The Purdys agreed interacting with fellow Vegas performers at the center is a much more important part of the experience these days. “It almost seems like we’re in touch with more people now because everyone is off,” Michael said.

The center also regularly draws out-of-town athletes to Las Vegas specifically to train with its specialized equipment. The pandemic hasn’t stopped that from happening.

Eve Diamond has been performing professionally for seven years, a Boston native who’s been in Switzerland with Circus Monti for the last two and half years. She’s performed in special one-off events produced by Cirque du Soleil, including the annual “One Night for One Drop” charity show in Las Vegas.

When her new gig in Montreal was canceled due to coronavirus, she ended up staying with family in San Diego until a Vegas friend invited her to come to town to train at the center for a few weeks.

“I’m really relying on the sanity I get from having a place to train that’s safe and comfortable and there are other professionals around,” Diamond said. “I’ve worked and trained in a lot of studios and this one is awesome.

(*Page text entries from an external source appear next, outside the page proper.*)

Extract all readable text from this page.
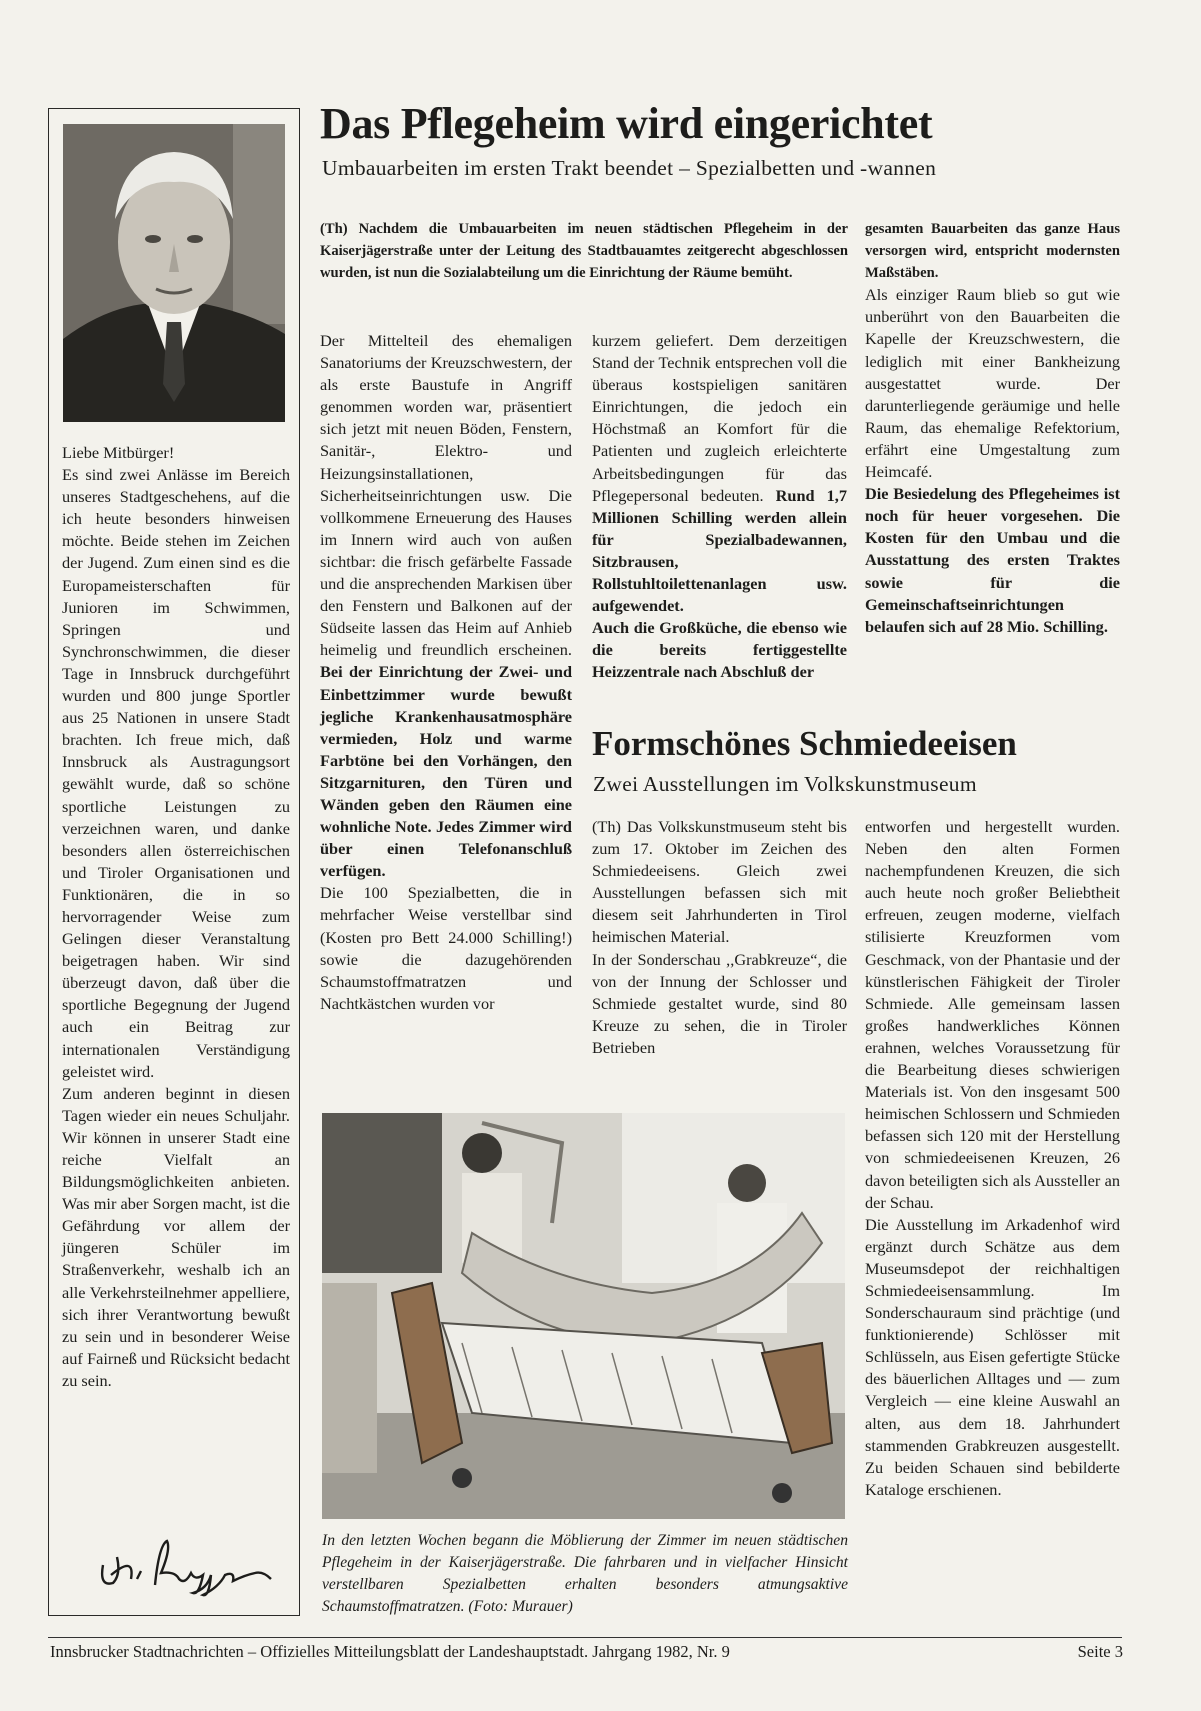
Liebe Mitbürger!

Es sind zwei Anlässe im Bereich unseres Stadtgeschehens, auf die ich heute besonders hinweisen möchte. Beide stehen im Zeichen der Jugend. Zum einen sind es die Europameisterschaften für Junioren im Schwimmen, Springen und Synchronschwimmen, die dieser Tage in Innsbruck durchgeführt wurden und 800 junge Sportler aus 25 Nationen in unsere Stadt brachten. Ich freue mich, daß Innsbruck als Austragungsort gewählt wurde, daß so schöne sportliche Leistungen zu verzeichnen waren, und danke besonders allen österreichischen und Tiroler Organisationen und Funktionären, die in so hervorragender Weise zum Gelingen dieser Veranstaltung beigetragen haben. Wir sind überzeugt davon, daß über die sportliche Begegnung der Jugend auch ein Beitrag zur internationalen Verständigung geleistet wird.

Zum anderen beginnt in diesen Tagen wieder ein neues Schuljahr. Wir können in unserer Stadt eine reiche Vielfalt an Bildungsmöglichkeiten anbieten. Was mir aber Sorgen macht, ist die Gefährdung vor allem der jüngeren Schüler im Straßenverkehr, weshalb ich an alle Verkehrsteilnehmer appelliere, sich ihrer Verantwortung bewußt zu sein und in besonderer Weise auf Fairneß und Rücksicht bedacht zu sein.

Das Pflegeheim wird eingerichtet
Umbauarbeiten im ersten Trakt beendet – Spezialbetten und -wannen
(Th) Nachdem die Umbauarbeiten im neuen städtischen Pflegeheim in der Kaiserjägerstraße unter der Leitung des Stadtbauamtes zeitgerecht abgeschlossen wurden, ist nun die Sozialabteilung um die Einrichtung der Räume bemüht.
Der Mittelteil des ehemaligen Sanatoriums der Kreuzschwestern, der als erste Baustufe in Angriff genommen worden war, präsentiert sich jetzt mit neuen Böden, Fenstern, Sanitär-, Elektro- und Heizungsinstallationen, Sicherheitseinrichtungen usw. Die vollkommene Erneuerung des Hauses im Innern wird auch von außen sichtbar: die frisch gefärbelte Fassade und die ansprechenden Markisen über den Fenstern und Balkonen auf der Südseite lassen das Heim auf Anhieb heimelig und freundlich erscheinen. Bei der Einrichtung der Zwei- und Einbettzimmer wurde bewußt jegliche Krankenhausatmosphäre vermieden, Holz und warme Farbtöne bei den Vorhängen, den Sitzgarnituren, den Türen und Wänden geben den Räumen eine wohnliche Note. Jedes Zimmer wird über einen Telefonanschluß verfügen.

Die 100 Spezialbetten, die in mehrfacher Weise verstellbar sind (Kosten pro Bett 24.000 Schilling!) sowie die dazugehörenden Schaumstoffmatratzen und Nachtkästchen wurden vor

kurzem geliefert. Dem derzeitigen Stand der Technik entsprechen voll die überaus kostspieligen sanitären Einrichtungen, die jedoch ein Höchstmaß an Komfort für die Patienten und zugleich erleichterte Arbeitsbedingungen für das Pflegepersonal bedeuten. Rund 1,7 Millionen Schilling werden allein für Spezialbadewannen, Sitzbrausen, Rollstuhltoilettenanlagen usw. aufgewendet.

Auch die Großküche, die ebenso wie die bereits fertiggestellte Heizzentrale nach Abschluß der

gesamten Bauarbeiten das ganze Haus versorgen wird, entspricht modernsten Maßstäben.

Als einziger Raum blieb so gut wie unberührt von den Bauarbeiten die Kapelle der Kreuzschwestern, die lediglich mit einer Bankheizung ausgestattet wurde. Der darunterliegende geräumige und helle Raum, das ehemalige Refektorium, erfährt eine Umgestaltung zum Heimcafé.

Die Besiedelung des Pflegeheimes ist noch für heuer vorgesehen. Die Kosten für den Umbau und die Ausstattung des ersten Traktes sowie für die Gemeinschaftseinrichtungen belaufen sich auf 28 Mio. Schilling.

Formschönes Schmiedeeisen
Zwei Ausstellungen im Volkskunstmuseum

(Th) Das Volkskunstmuseum steht bis zum 17. Oktober im Zeichen des Schmiedeeisens. Gleich zwei Ausstellungen befassen sich mit diesem seit Jahrhunderten in Tirol heimischen Material.

In der Sonderschau ,,Grabkreuze“, die von der Innung der Schlosser und Schmiede gestaltet wurde, sind 80 Kreuze zu sehen, die in Tiroler Betrieben

entworfen und hergestellt wurden. Neben den alten Formen nachempfundenen Kreuzen, die sich auch heute noch großer Beliebtheit erfreuen, zeugen moderne, vielfach stilisierte Kreuzformen vom Geschmack, von der Phantasie und der künstlerischen Fähigkeit der Tiroler Schmiede. Alle gemeinsam lassen großes handwerkliches Können erahnen, welches Voraussetzung für die Bearbeitung dieses schwierigen Materials ist. Von den insgesamt 500 heimischen Schlossern und Schmieden befassen sich 120 mit der Herstellung von schmiedeeisenen Kreuzen, 26 davon beteiligten sich als Aussteller an der Schau.

Die Ausstellung im Arkadenhof wird ergänzt durch Schätze aus dem Museumsdepot der reichhaltigen Schmiedeeisensammlung. Im Sonderschauraum sind prächtige (und funktionierende) Schlösser mit Schlüsseln, aus Eisen gefertigte Stücke des bäuerlichen Alltages und — zum Vergleich — eine kleine Auswahl an alten, aus dem 18. Jahrhundert stammenden Grabkreuzen ausgestellt. Zu beiden Schauen sind bebilderte Kataloge erschienen.

In den letzten Wochen begann die Möblierung der Zimmer im neuen städtischen Pflegeheim in der Kaiserjägerstraße. Die fahrbaren und in vielfacher Hinsicht verstellbaren Spezialbetten erhalten besonders atmungsaktive Schaumstoffmatratzen. (Foto: Murauer)
Innsbrucker Stadtnachrichten – Offizielles Mitteilungsblatt der Landeshauptstadt. Jahrgang 1982, Nr. 9	Seite 3
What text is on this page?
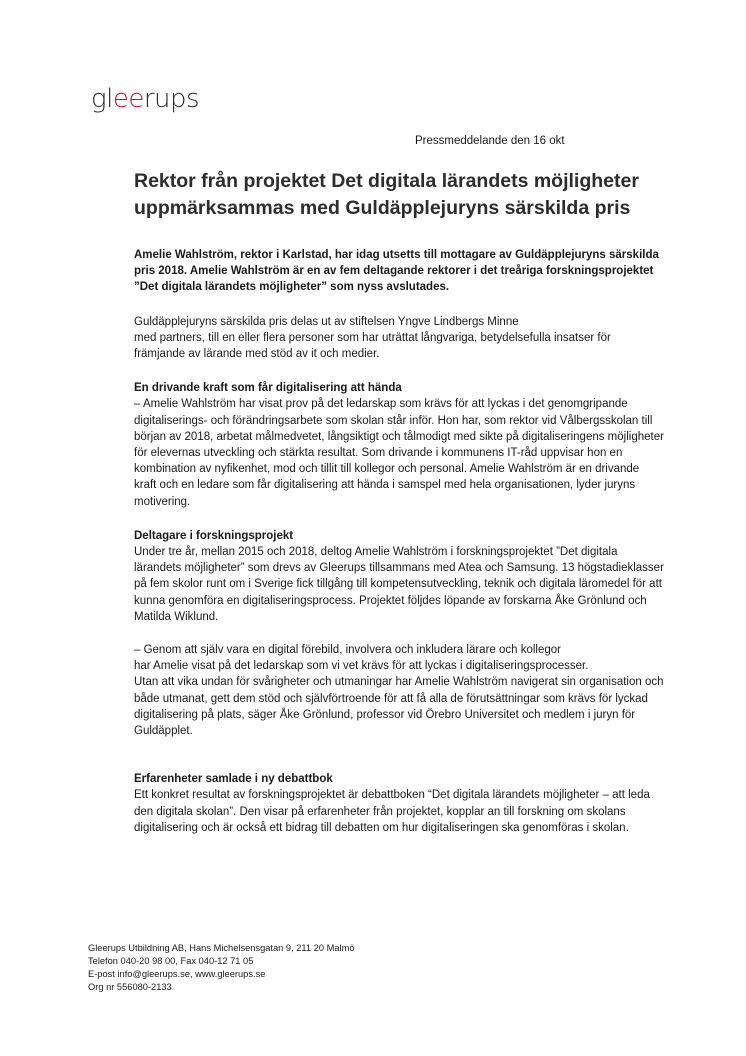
gleerups
Pressmeddelande den 16 okt
Rektor från projektet Det digitala lärandets möjligheter uppmärksammas med Guldäpplejuryns särskilda pris

Amelie Wahlström, rektor i Karlstad, har idag utsetts till mottagare av Guldäpplejuryns särskilda pris 2018. Amelie Wahlström är en av fem deltagande rektorer i det treåriga forskningsprojektet ”Det digitala lärandets möjligheter” som nyss avslutades.

Guldäpplejuryns särskilda pris delas ut av stiftelsen Yngve Lindbergs Minne
med partners, till en eller flera personer som har uträttat långvariga, betydelsefulla insatser för främjande av lärande med stöd av it och medier.

En drivande kraft som får digitalisering att hända

– Amelie Wahlström har visat prov på det ledarskap som krävs för att lyckas i det genomgripande digitaliserings- och förändringsarbete som skolan står inför. Hon har, som rektor vid Vålbergsskolan till början av 2018, arbetat målmedvetet, långsiktigt och tålmodigt med sikte på digitaliseringens möjligheter för elevernas utveckling och stärkta resultat. Som drivande i kommunens IT-råd uppvisar hon en kombination av nyfikenhet, mod och tillit till kollegor och personal. Amelie Wahlström är en drivande kraft och en ledare som får digitalisering att hända i samspel med hela organisationen, lyder juryns motivering.

Deltagare i forskningsprojekt

Under tre år, mellan 2015 och 2018, deltog Amelie Wahlström i forskningsprojektet ”Det digitala lärandets möjligheter” som drevs av Gleerups tillsammans med Atea och Samsung. 13 högstadieklasser på fem skolor runt om i Sverige fick tillgång till kompetensutveckling, teknik och digitala läromedel för att kunna genomföra en digitaliseringsprocess. Projektet följdes löpande av forskarna Åke Grönlund och Matilda Wiklund.

– Genom att själv vara en digital förebild, involvera och inkludera lärare och kollegor
har Amelie visat på det ledarskap som vi vet krävs för att lyckas i digitaliseringsprocesser.
Utan att vika undan för svårigheter och utmaningar har Amelie Wahlström navigerat sin organisation och både utmanat, gett dem stöd och självförtroende för att få alla de förutsättningar som krävs för lyckad digitalisering på plats, säger Åke Grönlund, professor vid Örebro Universitet och medlem i juryn för Guldäpplet.

Erfarenheter samlade i ny debattbok

Ett konkret resultat av forskningsprojektet är debattboken “Det digitala lärandets möjligheter – att leda den digitala skolan”. Den visar på erfarenheter från projektet, kopplar an till forskning om skolans digitalisering och är också ett bidrag till debatten om hur digitaliseringen ska genomföras i skolan.

Gleerups Utbildning AB, Hans Michelsensgatan 9, 211 20 Malmö
Telefon 040-20 98 00, Fax 040-12 71 05
E-post info@gleerups.se, www.gleerups.se
Org nr 556080-2133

Everyone is friendly and welcoming and they care about safety. You can feel it.”

She typically performs an aerial duo act on two ropes, and her performing partner is stuck in Washington so they’ve been recording videos of training sessions and comparing them side-by-side in order to maintain sharp choreography.

“Circus people tend to be really adaptive to any circumstances,” Diamond said. “When there’s a hard thing in the way, that’s when we show up and make it happen. Circus is something people do as a love and a passion and there’s a feeling of making it happen however we possibly can. We’ve trained our whole life for things that are difficult.”